Researchers harness baker’s yeast to study a variety of biological processes.
Rusche’s lab uses S. cerevisiae to learn more about how certain genes get switched on or off in response to stress. Walker’s team uses the organism to probe the intricacies of mRNA translation, which causes cells to produce proteins.
This research sheds light on the basic biology of S. cerevisiae. But the work could also improve understanding of cellular processes in other species, ranging from disease-causing yeasts to humans.
Scientists like to work with baker’s yeast because it’s cheap, its genetic material is easy to manipulate, and researchers already know a lot about it. Yeast also grows quickly.
“Yeast cells are a good model organism because you can grow a culture overnight. Doubling time is only an hour-and-a-half, whereas if you’re growing a mammalian cell culture, it can take a few weeks,” Walker says. “A lot of the time, yeast has a pared-down version of the genetic machinery that’s required for similar processes in higher organisms. So sometimes we do our initial work in yeast, and then we try to follow up on promising results in mammalian cells.”
“It’s a really well-established lab organism, so if you learn something new about Saccharomyces, you can put it in the context of everything else that the whole community has already learned about that organism. You can relate the data to what you already know,” Rusche says. “If you go to a species that hasn’t really been studied and you make a discovery, you have a piece of information in isolation.”
Christopher Rupert, a PhD candidate in Rusche’s lab, says one of the neat things about yeast is that these organisms evolved not to help humans make bread and beer, but to survive in their ecological niches.
“A lot of people associate yeast with beer and bread. Yeast ferments — it takes in sugar and spits out alcohol and CO2 — and that’s why we love it so much,” he says. “But what’s interesting is that it is hypothesized that this evolved as a way for yeast to fight other micro-organisms. Yeast has a higher alcohol tolerance, so when it is secreting alcohol, it is killing bacteria around it, so it’s the only one that’s left.”
Rupert’s dissertation deals with the yeast species Candida parapsilosis, which can cause human infections. But he did undergraduate research on S. cerevisiae, and also uses it at home — he’s an avid baker, making dinner rolls, burger buns, buttermilk biscuits and sourdough bread.
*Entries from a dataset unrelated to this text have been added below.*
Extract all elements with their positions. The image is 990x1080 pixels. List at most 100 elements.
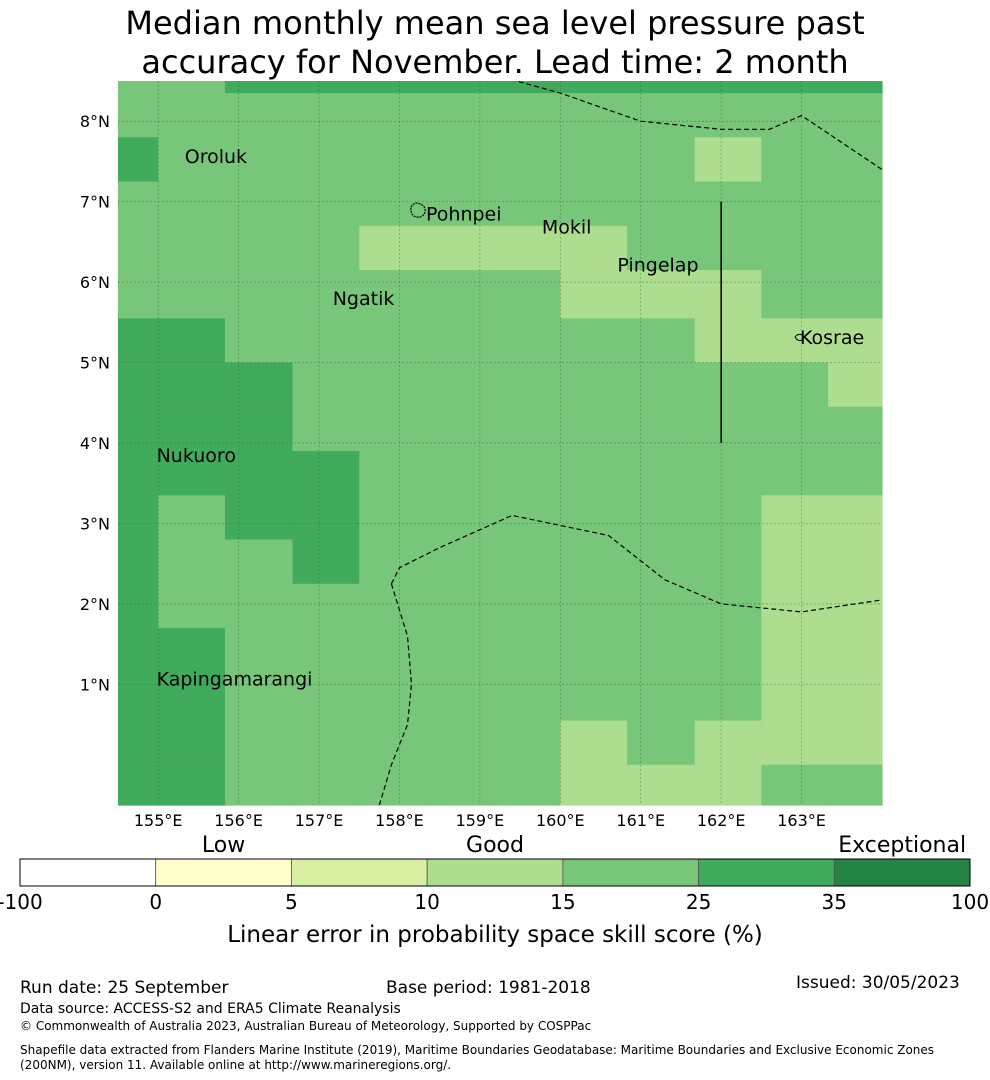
colorbar-tick-label: 15	[550, 890, 575, 914]
longitude-tick-label: 162°E	[697, 811, 746, 830]
grid-cell	[761, 225, 829, 271]
grid-cell	[493, 672, 561, 722]
grid-cell	[560, 495, 628, 541]
grid-cell	[828, 495, 883, 541]
grid-cell	[493, 583, 561, 629]
grid-cell	[761, 270, 829, 319]
longitude-tick-label: 163°E	[777, 811, 826, 830]
longitude-tick-label: 155°E	[134, 811, 183, 830]
skill-grid	[118, 81, 883, 806]
grid-cell	[224, 764, 294, 806]
grid-cell	[118, 137, 159, 183]
grid-cell	[694, 362, 762, 408]
grid-cell	[560, 583, 628, 629]
grid-cell	[359, 362, 427, 408]
grid-cell	[828, 720, 883, 766]
grid-cell	[426, 406, 495, 452]
grid-cell	[761, 318, 829, 364]
grid-cell	[224, 451, 294, 496]
grid-cell	[493, 406, 561, 452]
grid-cell	[158, 451, 226, 496]
place-labels: Oroluk Pohnpei Mokil Pingelap Ngatik Kosrae Nu…	[157, 146, 865, 691]
pohnpei-island-outline	[410, 202, 426, 218]
grid-cell	[359, 181, 427, 227]
grid-cell	[224, 628, 294, 673]
grid-cell	[224, 720, 294, 766]
grid-cell	[828, 318, 883, 364]
grid-cell	[158, 720, 226, 766]
grid-cell	[359, 764, 427, 806]
longitude-tick-label: 161°E	[616, 811, 665, 830]
place-label: Ngatik	[333, 288, 395, 310]
colorbar-tick-label: 100	[951, 890, 989, 914]
grid-cell	[761, 539, 829, 585]
grid-cell	[694, 270, 762, 319]
axis-ticks: 8°N 7°N 6°N 5°N 4°N 3°N 2°N 1°N 155°E 156°E 157°E 1…	[80, 112, 826, 830]
grid-cell	[224, 270, 294, 319]
grid-cell	[118, 93, 159, 138]
grid-cell	[224, 672, 294, 722]
grid-cell	[627, 406, 696, 452]
grid-cell	[828, 93, 883, 138]
grid-cell	[627, 451, 696, 496]
grid-cell	[828, 628, 883, 673]
grid-cell	[292, 495, 360, 541]
grid-cell	[828, 225, 883, 271]
grid-cell	[828, 362, 883, 408]
grid-cell	[118, 672, 159, 722]
grid-cell	[694, 764, 762, 806]
grid-cell	[761, 81, 829, 94]
grid-cell	[560, 270, 628, 319]
grid-cell	[828, 81, 883, 94]
grid-cell	[359, 495, 427, 541]
grid-cell	[694, 539, 762, 585]
grid-cell	[426, 81, 495, 94]
grid-cell	[560, 362, 628, 408]
grid-cell	[493, 720, 561, 766]
grid-cell	[694, 81, 762, 94]
grid-cell	[292, 181, 360, 227]
grid-cell	[694, 720, 762, 766]
grid-cell	[694, 672, 762, 722]
grid-cell	[627, 495, 696, 541]
grid-cell	[426, 583, 495, 629]
grid-cell	[292, 628, 360, 673]
grid-cell	[761, 93, 829, 138]
grid-cell	[493, 764, 561, 806]
grid-cell	[292, 81, 360, 94]
grid-cell	[359, 451, 427, 496]
longitude-tick-label: 156°E	[214, 811, 263, 830]
grid-cell	[158, 628, 226, 673]
grid-cell	[627, 81, 696, 94]
eez-boundary-line	[378, 583, 413, 805]
grid-cell	[292, 583, 360, 629]
grid-cell	[493, 628, 561, 673]
grid-cell	[292, 137, 360, 183]
place-label: Nukuoro	[157, 445, 236, 467]
grid-cell	[627, 628, 696, 673]
grid-cell	[118, 628, 159, 673]
grid-cell	[426, 225, 495, 271]
grid-cell	[761, 583, 829, 629]
place-label: Mokil	[542, 217, 592, 239]
grid-cell	[694, 451, 762, 496]
colorbar-segment	[562, 858, 699, 887]
grid-cell	[292, 451, 360, 496]
grid-cell	[158, 362, 226, 408]
colorbar-segment	[155, 858, 292, 887]
grid-cell	[118, 81, 159, 94]
grid-cell	[359, 93, 427, 138]
grid-cell	[359, 137, 427, 183]
grid-cell	[493, 318, 561, 364]
grid-cell	[118, 495, 159, 541]
grid-cell	[694, 495, 762, 541]
grid-cell	[118, 362, 159, 408]
grid-cell	[359, 672, 427, 722]
grid-cell	[694, 225, 762, 271]
longitude-tick-label: 158°E	[375, 811, 424, 830]
grid-cell	[118, 764, 159, 806]
shapefile-credit-line-1: Shapefile data extracted from Flanders M…	[20, 1043, 935, 1057]
grid-cell	[426, 672, 495, 722]
grid-cell	[158, 583, 226, 629]
grid-cell	[359, 318, 427, 364]
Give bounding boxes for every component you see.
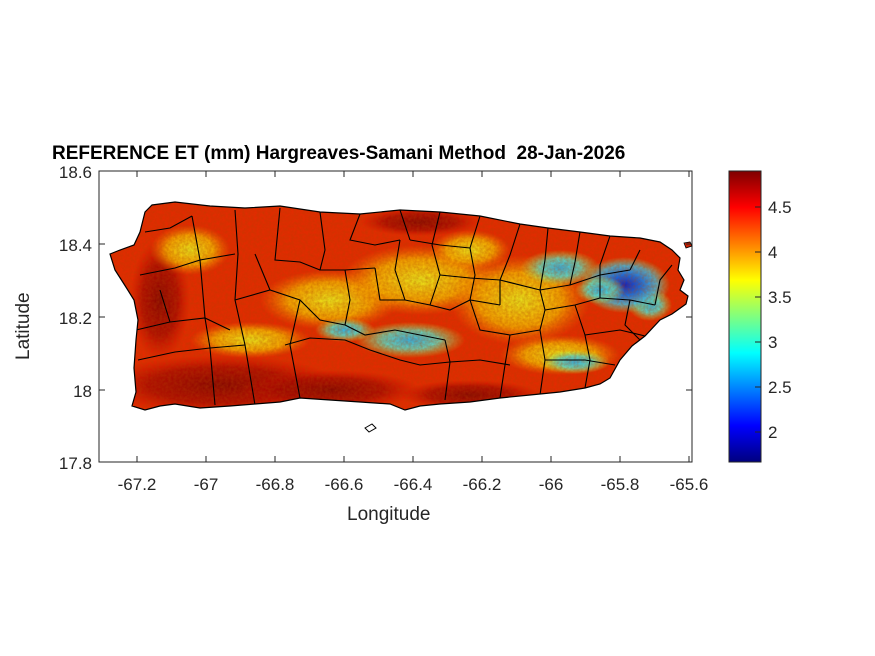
y-tick-label: 18.2 — [59, 309, 92, 328]
x-tick-label: -66.4 — [394, 475, 433, 494]
x-tick-label: -67.2 — [118, 475, 157, 494]
y-tick-labels: 18.6 18.4 18.2 18 17.8 — [59, 163, 92, 473]
y-axis-label: Latitude — [13, 292, 34, 360]
et-heatmap — [110, 202, 688, 410]
map-title: REFERENCE ET (mm) Hargreaves-Samani Meth… — [52, 143, 626, 164]
y-tick-label: 17.8 — [59, 454, 92, 473]
x-tick-label: -66.2 — [463, 475, 502, 494]
colorbar-tick-label: 4 — [768, 243, 777, 262]
x-axis-label: Longitude — [347, 504, 431, 525]
colorbar-tick-label: 3 — [768, 333, 777, 352]
small-island — [364, 423, 377, 433]
x-tick-label: -66.6 — [325, 475, 364, 494]
x-tick-label: -66.8 — [256, 475, 295, 494]
x-tick-labels: -67.2 -67 -66.8 -66.6 -66.4 -66.2 -66 -6… — [118, 475, 709, 494]
colorbar-tick-labels: 4.5 4 3.5 3 2.5 2 — [768, 198, 792, 442]
y-tick-label: 18.4 — [59, 236, 92, 255]
x-axis-ticks — [136, 171, 690, 462]
colorbar-tick-label: 3.5 — [768, 288, 792, 307]
colorbar — [728, 170, 762, 463]
colorbar-tick-label: 2.5 — [768, 378, 792, 397]
y-tick-label: 18.6 — [59, 163, 92, 182]
x-tick-label: -67 — [194, 475, 219, 494]
y-tick-label: 18 — [73, 382, 92, 401]
municipality-boundaries — [135, 207, 673, 406]
colorbar-tick-label: 2 — [768, 423, 777, 442]
x-tick-label: -65.8 — [601, 475, 640, 494]
x-tick-label: -66 — [539, 475, 564, 494]
colorbar-tick-label: 4.5 — [768, 198, 792, 217]
colorbar-ticks — [755, 206, 761, 433]
y-axis-ticks — [99, 170, 692, 463]
x-tick-label: -65.6 — [670, 475, 709, 494]
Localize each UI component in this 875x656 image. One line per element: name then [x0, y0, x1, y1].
He seeded his with some baker’s yeast, but it also contains wild yeasts of different species.
“When we used to go into the lab, he would bring stuff in for us to sample,” Rusche says, recalling the days before social distancing. “We would always get all his treats.”
Because yeasts did not evolve specifically to help humans, humans must cater to the needs of yeasts.
For example, S. cerevisiae thrives at temperatures of about 85 degrees Fahrenheit, which is why seasoned bakers often keep their rising dough somewhere warm. Too cold, and the yeast will be slow to grow. Too hot, and it will die.
When it comes to making wine, choosing the right species of yeast can be important, as some can tolerate higher levels of alcohol than others. If your yeast dies before it’s able to consume all of the sugar, your beverage might turn out too sweet, says Walker, who has a peach tree in her yard and makes peach wine.
“If you bake or brew with yeast, you have a living organism. You have to give it time and a nice warm environment,” Rusche says. “Humans domesticated Saccharomyces cerevisiae, but there are so many different species of yeast in the world. Sourdoughs contain a lot of wild yeast, and many of those are not Saccharomyces. They’re such interesting organisms.”